GNOME Bugzilla – Bug 98982
Optimization of Win32 pango rendering
Last modified: 2005-11-08 22:03:39 UTC
In the following attachment, I include a patch for pangowin32.c (from pango 1.0.5) which optimizes the rendering by avoiding extra creation/destruction of objects during critical period, and by using caches. Arno
Created attachment 12395 [details] [review] Optimization of pango rendering
Hmm. Nothing but pango_win32_render() is ever used by GTK+, so I don't think that most of this patch is going to have any effect on GTK+ performance. The stat_glyph_indices stuff probably is OK, though I wouldn't expect it to have a huge effect either ... two malloc/free per line shouldn't be that expensive. (Do you have benchmarks? There are other places in Pango where temporary buffers like this are allocated which are a lot more performance critical than this... if it is worthwhile here, it probably is worthwhile in those places too.) (However, I think it's better to use stack-allocated buffers rather than static buffers... every static variable adds a little bit to startup time and total memory footprint.)

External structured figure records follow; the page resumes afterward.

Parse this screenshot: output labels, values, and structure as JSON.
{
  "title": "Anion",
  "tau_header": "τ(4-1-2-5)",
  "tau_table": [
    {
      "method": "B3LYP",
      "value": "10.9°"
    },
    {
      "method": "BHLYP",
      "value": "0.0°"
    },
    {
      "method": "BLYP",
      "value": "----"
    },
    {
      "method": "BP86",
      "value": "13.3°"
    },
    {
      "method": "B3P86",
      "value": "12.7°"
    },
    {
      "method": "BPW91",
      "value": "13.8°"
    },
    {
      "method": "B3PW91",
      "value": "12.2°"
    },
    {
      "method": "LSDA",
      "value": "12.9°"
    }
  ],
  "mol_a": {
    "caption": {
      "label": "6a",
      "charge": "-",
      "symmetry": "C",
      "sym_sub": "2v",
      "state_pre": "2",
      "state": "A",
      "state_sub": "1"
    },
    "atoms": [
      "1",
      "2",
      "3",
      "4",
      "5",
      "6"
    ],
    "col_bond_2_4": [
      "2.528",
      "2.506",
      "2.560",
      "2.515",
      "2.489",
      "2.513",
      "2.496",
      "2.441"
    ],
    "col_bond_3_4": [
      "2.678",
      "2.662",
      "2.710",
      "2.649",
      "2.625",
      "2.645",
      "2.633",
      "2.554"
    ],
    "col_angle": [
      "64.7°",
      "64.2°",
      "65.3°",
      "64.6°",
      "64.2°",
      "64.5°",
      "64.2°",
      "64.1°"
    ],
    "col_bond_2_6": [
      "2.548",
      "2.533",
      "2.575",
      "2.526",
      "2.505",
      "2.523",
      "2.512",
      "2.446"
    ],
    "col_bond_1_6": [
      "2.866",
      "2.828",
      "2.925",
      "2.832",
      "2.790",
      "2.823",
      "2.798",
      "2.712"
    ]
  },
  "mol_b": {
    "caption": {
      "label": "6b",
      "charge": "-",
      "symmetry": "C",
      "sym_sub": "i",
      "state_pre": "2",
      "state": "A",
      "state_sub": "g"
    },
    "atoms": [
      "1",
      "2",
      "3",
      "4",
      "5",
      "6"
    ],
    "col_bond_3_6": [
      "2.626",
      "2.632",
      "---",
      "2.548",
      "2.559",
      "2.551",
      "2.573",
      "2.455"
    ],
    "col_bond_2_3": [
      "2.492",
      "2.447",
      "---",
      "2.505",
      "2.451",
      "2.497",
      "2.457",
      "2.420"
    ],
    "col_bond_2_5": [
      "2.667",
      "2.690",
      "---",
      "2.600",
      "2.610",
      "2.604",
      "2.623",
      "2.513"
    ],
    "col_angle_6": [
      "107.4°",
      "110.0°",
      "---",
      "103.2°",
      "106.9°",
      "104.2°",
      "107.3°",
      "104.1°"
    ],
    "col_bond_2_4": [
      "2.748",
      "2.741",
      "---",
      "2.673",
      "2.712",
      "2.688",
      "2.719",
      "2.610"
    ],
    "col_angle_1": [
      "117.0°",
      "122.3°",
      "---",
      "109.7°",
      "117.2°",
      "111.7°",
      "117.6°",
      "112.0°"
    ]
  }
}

What is expensive is not the memory allocation, it is the calls to SelectObject. Also, I am surprised that you are only interested in changes to improve performance for Gtk+. Aren't you interested also in improving performance of pango per se, when possible ? Arno
Are you actually using Pango on win32 outside of the context of GTK+? If you are using Pango inside GTK+, then most of your patch was both untested and unbenchmarked, so I'm a little suspicious of it :-) Using Pango on Win32 without GTK+ doesn't make a whole lot of sense to me, but if people are interested in it, then it might make sense to do something like this, though all the pango_*_render_layout[_line] functions really should be rewritten to use PangoLayoutIter (see recent mails on gtk-i18n-list about pango_ft2_render_*) If SelectObject is a big problem, then we really should be looking at things we can do to improve performance of rendering _from_ GTK+, not just on the infrequently used direct-use-of-Pango code path.
The gtk-1-3-win32-production branch has code to cache Windows DCs, for performance reasons. I have never been quite satisfied with that code, however, it is a rather ugly addition added as an afterthought. I would prefer not to add much code complexity for optimisation purposes until the most glaring bugs have been fixed and needed missing functionality has been added. Is SelectObject() of fonts significantly more expensive than other SelectObject() calls? (This is getting away from the topic of this bug, but...) What about DIBsections (device-independent bitmaps, in the GDK address space) vs. DDBs (device-dependent bitmaps, in kernel space, or even on the graphics card (?). (I think.) GDK currently uses DIBsections all the time. Would it perhaps be a good idea to use DDBs in some cases?
I'm investigating and asking our Windows experts about the various questions you (Tor) asked. I'll get back when I have more information. Thanks to both of you for your feedback so far, it's very valuable. Arno
Some answers to your questions: DDBs are always quicker. SelectObject is not generally costly, creating the objects is more costly. So it certainly sounds like using DDBs would be a big win. I haven't had time to measure the actual impact of my suggested patch. Arno
Doesn't look like a 1.2.0 issue in any case.
Maybe this should just be RESOLVED/INCOMPLETE? There doesn't really seem to be any real direction here for future changes.
Well, everyone seems to agree that we need to put some cache in place to improve performance, so I'd rather let this PR open to get this improvement happen. Arno
PangoRenderer probably provides a good framework for any caching that is necessary, though this bug still seems a bit vague to me.
Tor, is this bug still relevant, or can be closed?
This can certainly be closed in my opinion.